The DPLA is a large-scale, collaborative project across government, research institutions, museums, libraries, and archives to build a digital library platform to make America’s cultural and scientific history free and publicly available anytime, anywhere, online through a single access point.

The DPLA is working with several large digital content providers – including the National Archives and Harvard University – to share digitized content from their online catalogs for the project’s two-year Digital Hubs Pilot Project. This pilot project is scheduled to launch on April 18-19, 2013 at the Boston Public Library.

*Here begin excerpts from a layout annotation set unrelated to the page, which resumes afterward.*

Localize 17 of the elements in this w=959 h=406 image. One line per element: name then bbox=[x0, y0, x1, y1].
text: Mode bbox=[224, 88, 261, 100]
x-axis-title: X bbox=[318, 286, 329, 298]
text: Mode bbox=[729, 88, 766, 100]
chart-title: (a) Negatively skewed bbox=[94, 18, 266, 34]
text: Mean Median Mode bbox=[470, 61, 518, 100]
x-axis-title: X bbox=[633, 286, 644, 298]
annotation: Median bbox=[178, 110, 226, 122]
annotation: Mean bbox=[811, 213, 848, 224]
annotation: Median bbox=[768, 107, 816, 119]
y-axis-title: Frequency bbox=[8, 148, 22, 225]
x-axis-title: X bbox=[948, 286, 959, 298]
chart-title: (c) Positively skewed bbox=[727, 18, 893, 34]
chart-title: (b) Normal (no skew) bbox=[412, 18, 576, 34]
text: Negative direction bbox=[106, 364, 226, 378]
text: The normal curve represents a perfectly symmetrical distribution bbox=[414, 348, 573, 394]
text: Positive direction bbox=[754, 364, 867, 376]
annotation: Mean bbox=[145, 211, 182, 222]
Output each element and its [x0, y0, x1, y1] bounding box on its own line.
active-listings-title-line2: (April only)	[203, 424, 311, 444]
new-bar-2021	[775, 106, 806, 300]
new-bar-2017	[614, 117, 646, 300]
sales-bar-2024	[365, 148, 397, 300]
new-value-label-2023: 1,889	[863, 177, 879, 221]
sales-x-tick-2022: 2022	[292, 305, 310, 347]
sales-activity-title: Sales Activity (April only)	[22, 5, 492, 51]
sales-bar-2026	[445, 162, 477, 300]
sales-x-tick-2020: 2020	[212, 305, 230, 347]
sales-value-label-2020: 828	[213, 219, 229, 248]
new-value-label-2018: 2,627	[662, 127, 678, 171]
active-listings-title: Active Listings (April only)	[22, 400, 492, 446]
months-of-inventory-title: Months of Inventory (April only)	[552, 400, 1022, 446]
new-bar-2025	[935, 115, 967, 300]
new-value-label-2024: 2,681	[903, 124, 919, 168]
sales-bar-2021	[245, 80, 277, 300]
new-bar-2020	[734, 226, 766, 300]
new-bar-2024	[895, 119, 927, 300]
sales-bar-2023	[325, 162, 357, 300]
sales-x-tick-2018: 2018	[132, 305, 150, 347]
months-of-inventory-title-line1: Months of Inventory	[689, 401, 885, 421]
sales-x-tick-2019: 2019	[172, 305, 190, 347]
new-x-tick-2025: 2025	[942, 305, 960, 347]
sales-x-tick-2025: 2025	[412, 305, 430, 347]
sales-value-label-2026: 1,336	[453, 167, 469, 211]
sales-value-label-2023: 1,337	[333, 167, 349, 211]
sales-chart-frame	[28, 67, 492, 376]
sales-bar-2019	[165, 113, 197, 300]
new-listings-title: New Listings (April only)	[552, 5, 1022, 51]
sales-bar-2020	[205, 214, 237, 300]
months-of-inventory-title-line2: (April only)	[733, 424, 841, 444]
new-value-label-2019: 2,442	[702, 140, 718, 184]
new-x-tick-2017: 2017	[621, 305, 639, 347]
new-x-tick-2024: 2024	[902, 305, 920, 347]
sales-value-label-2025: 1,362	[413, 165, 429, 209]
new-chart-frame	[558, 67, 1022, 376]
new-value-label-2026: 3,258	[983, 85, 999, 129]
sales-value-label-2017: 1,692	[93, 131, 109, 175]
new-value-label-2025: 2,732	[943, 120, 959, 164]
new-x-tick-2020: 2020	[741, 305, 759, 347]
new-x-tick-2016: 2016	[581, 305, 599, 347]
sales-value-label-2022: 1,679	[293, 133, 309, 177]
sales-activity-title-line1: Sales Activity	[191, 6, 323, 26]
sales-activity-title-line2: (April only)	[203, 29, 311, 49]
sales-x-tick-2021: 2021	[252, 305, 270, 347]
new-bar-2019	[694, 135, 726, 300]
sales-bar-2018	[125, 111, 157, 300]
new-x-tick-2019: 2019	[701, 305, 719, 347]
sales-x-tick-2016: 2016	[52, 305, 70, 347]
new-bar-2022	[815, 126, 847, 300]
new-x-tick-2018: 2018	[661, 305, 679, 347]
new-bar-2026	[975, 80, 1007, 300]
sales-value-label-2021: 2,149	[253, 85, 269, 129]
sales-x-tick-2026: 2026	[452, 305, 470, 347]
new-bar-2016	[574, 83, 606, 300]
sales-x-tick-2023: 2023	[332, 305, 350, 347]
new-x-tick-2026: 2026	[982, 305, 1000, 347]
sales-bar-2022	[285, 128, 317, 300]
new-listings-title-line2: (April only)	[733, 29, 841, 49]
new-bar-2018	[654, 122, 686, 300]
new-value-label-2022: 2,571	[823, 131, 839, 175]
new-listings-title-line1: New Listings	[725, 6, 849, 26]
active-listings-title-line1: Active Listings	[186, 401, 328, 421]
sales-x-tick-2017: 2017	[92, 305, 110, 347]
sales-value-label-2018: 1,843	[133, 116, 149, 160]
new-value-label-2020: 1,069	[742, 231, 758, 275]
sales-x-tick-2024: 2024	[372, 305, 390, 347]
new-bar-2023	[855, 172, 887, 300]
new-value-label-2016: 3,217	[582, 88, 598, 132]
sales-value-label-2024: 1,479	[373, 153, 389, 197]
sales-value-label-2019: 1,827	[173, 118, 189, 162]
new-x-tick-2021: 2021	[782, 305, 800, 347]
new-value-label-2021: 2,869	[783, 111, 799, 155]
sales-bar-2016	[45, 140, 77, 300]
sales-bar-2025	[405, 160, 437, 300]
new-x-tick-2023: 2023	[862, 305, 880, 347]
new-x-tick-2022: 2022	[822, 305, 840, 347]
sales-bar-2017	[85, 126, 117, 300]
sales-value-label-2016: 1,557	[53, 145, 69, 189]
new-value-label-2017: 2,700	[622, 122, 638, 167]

The DPLA will include 1.2 million digital copies from the National Archives catalog, including our nation’s founding documents, photos from the Documerica Photography Project of the 1970’s, World War II posters, Mathew Brady Civil War photographs, and documents that define human and civil rights.

The United States has no national digital library, but over forty state digital projects and numerous large content repositories currently operate in the country. With the Hubs Pilot, the DPLA will undertake the first effort to establish a national network out of these and other promising initiatives, bringing together myriad digitized content from across the country into a single access point for end users. The approach is to work with five to seven states or regions (Service Hubs) and an equal number of content providers (Content Hubs) to aggregate content on a pilot basis. Our goal is to demonstrate how we, on behalf of the American people, can make vastly more of a whole from the sum of the parts of our nation’s digitization efforts.

Genealogists should keep a close watch on this as the project expands beyond the pilot and new digital content is delivered that can help family research.